Çarşamba, Aralık 02, 2009

e nihayet







fırsat bulamadım, üzgünüm beyoşşş. biraz yavaş olacak ve uzun sürecek gezintimizi anlatmak. çünkü gerçekten de gösterilecek çoook fotoğraf ve anlatılacak çok şey var. ama bizde de bol bol zaman var, hallederiz :)

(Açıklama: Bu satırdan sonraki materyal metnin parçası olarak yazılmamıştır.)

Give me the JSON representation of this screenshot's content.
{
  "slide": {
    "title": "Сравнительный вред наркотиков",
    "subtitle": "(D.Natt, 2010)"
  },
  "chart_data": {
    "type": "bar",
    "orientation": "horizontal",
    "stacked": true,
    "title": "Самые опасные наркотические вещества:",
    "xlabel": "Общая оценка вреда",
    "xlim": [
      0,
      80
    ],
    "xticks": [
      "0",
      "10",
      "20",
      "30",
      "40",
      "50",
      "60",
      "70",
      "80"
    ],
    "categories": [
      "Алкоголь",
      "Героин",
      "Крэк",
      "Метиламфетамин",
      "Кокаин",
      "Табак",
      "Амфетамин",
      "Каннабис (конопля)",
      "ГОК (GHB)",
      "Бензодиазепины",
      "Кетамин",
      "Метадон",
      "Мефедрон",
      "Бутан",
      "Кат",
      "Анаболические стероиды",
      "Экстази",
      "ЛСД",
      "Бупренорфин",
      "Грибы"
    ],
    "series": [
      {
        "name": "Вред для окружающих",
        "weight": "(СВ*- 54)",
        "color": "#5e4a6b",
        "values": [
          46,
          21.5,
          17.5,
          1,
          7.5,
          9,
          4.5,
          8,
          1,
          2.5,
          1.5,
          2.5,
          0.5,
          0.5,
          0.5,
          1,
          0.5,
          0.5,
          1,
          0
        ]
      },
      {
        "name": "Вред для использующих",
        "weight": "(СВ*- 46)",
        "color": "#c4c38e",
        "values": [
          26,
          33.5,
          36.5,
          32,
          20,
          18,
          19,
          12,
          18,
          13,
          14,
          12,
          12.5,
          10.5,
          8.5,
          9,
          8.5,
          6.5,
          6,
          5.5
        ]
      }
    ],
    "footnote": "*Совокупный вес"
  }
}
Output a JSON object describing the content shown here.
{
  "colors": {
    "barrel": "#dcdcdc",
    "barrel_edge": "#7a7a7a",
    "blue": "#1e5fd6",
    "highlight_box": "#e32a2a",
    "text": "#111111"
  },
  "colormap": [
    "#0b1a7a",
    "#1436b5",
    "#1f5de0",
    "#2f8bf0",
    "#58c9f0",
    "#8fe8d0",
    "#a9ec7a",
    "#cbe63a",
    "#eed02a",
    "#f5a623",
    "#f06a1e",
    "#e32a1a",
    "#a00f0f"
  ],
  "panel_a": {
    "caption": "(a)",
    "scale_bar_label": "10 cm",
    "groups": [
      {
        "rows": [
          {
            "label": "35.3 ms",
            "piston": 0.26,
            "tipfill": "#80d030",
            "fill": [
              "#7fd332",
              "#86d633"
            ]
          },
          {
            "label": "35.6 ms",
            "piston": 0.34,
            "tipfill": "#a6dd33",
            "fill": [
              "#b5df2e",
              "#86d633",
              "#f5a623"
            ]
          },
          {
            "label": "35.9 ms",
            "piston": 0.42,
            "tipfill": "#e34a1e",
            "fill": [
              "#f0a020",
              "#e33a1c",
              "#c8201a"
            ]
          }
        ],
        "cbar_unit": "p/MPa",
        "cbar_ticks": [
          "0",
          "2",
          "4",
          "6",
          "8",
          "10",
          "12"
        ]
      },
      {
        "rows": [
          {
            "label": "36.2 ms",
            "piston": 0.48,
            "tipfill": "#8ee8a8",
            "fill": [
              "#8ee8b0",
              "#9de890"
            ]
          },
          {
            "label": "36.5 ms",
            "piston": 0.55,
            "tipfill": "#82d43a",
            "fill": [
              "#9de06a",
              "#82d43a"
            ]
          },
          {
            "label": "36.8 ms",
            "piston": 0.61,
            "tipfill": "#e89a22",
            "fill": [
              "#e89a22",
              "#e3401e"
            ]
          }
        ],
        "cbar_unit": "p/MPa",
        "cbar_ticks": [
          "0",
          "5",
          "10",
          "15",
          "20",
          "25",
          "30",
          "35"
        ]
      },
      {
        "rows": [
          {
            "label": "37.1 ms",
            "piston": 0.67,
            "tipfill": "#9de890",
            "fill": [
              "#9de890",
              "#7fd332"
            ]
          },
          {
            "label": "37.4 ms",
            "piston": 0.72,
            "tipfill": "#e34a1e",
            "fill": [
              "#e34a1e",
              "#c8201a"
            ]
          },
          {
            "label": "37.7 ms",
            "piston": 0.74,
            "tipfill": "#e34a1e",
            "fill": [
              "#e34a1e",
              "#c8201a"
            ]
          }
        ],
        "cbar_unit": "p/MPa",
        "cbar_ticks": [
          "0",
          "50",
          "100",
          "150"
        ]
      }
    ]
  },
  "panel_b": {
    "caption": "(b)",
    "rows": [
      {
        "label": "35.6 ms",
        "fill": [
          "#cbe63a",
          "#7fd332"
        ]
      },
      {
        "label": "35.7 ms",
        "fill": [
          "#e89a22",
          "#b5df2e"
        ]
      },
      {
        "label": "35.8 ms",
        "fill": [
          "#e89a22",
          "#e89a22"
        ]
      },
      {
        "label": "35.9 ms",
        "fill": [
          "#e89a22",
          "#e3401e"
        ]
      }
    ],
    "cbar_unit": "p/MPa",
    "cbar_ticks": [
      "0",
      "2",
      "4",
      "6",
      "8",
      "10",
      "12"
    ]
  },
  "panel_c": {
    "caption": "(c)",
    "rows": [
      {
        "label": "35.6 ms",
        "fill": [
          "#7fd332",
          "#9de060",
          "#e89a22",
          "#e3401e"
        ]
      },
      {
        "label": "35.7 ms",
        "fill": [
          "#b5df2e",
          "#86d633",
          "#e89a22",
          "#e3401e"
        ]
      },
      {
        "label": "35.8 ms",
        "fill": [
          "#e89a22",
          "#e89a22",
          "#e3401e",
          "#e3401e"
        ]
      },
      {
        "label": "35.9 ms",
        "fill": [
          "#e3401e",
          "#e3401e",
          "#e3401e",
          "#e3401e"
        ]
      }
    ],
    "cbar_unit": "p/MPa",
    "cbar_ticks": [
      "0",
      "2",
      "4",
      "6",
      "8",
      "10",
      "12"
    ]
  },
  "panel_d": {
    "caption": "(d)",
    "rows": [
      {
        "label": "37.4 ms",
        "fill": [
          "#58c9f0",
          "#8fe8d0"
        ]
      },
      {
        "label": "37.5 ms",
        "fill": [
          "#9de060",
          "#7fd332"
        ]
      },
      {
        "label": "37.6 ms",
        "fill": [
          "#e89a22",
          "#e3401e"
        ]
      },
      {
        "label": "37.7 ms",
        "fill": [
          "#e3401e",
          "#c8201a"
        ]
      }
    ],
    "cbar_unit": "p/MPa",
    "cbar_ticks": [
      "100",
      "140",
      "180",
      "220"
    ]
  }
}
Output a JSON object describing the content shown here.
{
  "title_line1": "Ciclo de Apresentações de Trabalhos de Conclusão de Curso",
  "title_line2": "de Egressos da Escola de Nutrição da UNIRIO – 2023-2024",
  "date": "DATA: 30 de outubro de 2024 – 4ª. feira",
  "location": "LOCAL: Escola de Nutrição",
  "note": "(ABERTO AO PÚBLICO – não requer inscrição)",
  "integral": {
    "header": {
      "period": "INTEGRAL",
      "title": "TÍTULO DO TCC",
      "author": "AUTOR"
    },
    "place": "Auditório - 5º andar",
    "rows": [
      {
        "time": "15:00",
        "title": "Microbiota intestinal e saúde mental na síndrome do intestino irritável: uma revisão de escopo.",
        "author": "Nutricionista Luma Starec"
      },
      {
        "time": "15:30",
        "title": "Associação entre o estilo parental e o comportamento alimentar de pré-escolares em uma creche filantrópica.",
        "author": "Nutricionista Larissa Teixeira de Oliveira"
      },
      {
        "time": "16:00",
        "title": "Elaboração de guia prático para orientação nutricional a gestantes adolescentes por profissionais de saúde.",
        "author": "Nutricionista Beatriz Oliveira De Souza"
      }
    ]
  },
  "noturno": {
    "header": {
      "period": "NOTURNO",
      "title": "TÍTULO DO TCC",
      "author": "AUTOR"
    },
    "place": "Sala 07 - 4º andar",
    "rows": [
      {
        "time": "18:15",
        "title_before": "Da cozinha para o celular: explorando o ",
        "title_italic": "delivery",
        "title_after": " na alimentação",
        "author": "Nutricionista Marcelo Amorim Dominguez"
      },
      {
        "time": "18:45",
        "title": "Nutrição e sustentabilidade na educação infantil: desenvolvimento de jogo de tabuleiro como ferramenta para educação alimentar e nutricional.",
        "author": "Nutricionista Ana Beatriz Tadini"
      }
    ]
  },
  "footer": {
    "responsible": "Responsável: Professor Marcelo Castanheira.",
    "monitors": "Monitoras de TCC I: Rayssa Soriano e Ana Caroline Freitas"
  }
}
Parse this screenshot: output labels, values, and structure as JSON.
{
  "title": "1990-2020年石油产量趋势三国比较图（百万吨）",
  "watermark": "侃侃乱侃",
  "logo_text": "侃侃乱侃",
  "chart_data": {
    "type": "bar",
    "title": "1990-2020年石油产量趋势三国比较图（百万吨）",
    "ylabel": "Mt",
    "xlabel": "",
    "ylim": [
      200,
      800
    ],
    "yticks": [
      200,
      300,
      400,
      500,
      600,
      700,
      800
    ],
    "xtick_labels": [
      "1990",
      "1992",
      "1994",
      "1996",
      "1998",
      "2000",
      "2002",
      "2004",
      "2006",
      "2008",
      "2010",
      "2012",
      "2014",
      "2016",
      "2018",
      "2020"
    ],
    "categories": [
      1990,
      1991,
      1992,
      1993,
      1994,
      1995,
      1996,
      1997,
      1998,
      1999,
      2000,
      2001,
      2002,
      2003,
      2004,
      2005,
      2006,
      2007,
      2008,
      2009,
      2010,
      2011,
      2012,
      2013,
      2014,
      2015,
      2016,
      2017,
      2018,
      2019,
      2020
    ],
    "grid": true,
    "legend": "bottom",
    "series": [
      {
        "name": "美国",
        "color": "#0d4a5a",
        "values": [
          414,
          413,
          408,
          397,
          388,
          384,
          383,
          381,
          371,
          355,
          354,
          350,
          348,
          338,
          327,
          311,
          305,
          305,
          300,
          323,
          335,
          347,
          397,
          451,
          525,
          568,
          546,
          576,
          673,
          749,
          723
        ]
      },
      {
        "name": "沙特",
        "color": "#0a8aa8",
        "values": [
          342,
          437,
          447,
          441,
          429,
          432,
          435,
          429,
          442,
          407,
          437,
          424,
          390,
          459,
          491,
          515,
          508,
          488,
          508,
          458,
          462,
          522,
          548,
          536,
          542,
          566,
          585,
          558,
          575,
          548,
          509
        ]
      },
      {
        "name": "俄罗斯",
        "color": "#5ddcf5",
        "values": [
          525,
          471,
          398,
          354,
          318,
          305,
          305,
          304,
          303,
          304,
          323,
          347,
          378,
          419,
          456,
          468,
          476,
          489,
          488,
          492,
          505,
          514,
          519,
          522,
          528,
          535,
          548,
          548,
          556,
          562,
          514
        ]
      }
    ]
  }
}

ankara seyahatimiz nişan içindi bilindiği üzere. babanneciğimiz kızları anıtkabire götürmeyi hayal etmiş, sabah hemen onu gerçekleştirdik. bu arada kuzu göksu'dan bir saniye ayrılmadı. elini tutamadığı anlar hep ağladı. yapışık ikiz olarak gezdiler. tabi bu durumda ben biraz rahatlamadım dersem yalan olur. yanımızda fıstık doktorlarla gezdik. ve ilk kez ben ankara'yı sevdim. sonbaharın tüm renkleri vardı. caddeler kurumuş yapraklarla dolu. ve çok sakin, dingin. sanırım istanbul'dan sonra biraz sükunete ihtiyacım varmış.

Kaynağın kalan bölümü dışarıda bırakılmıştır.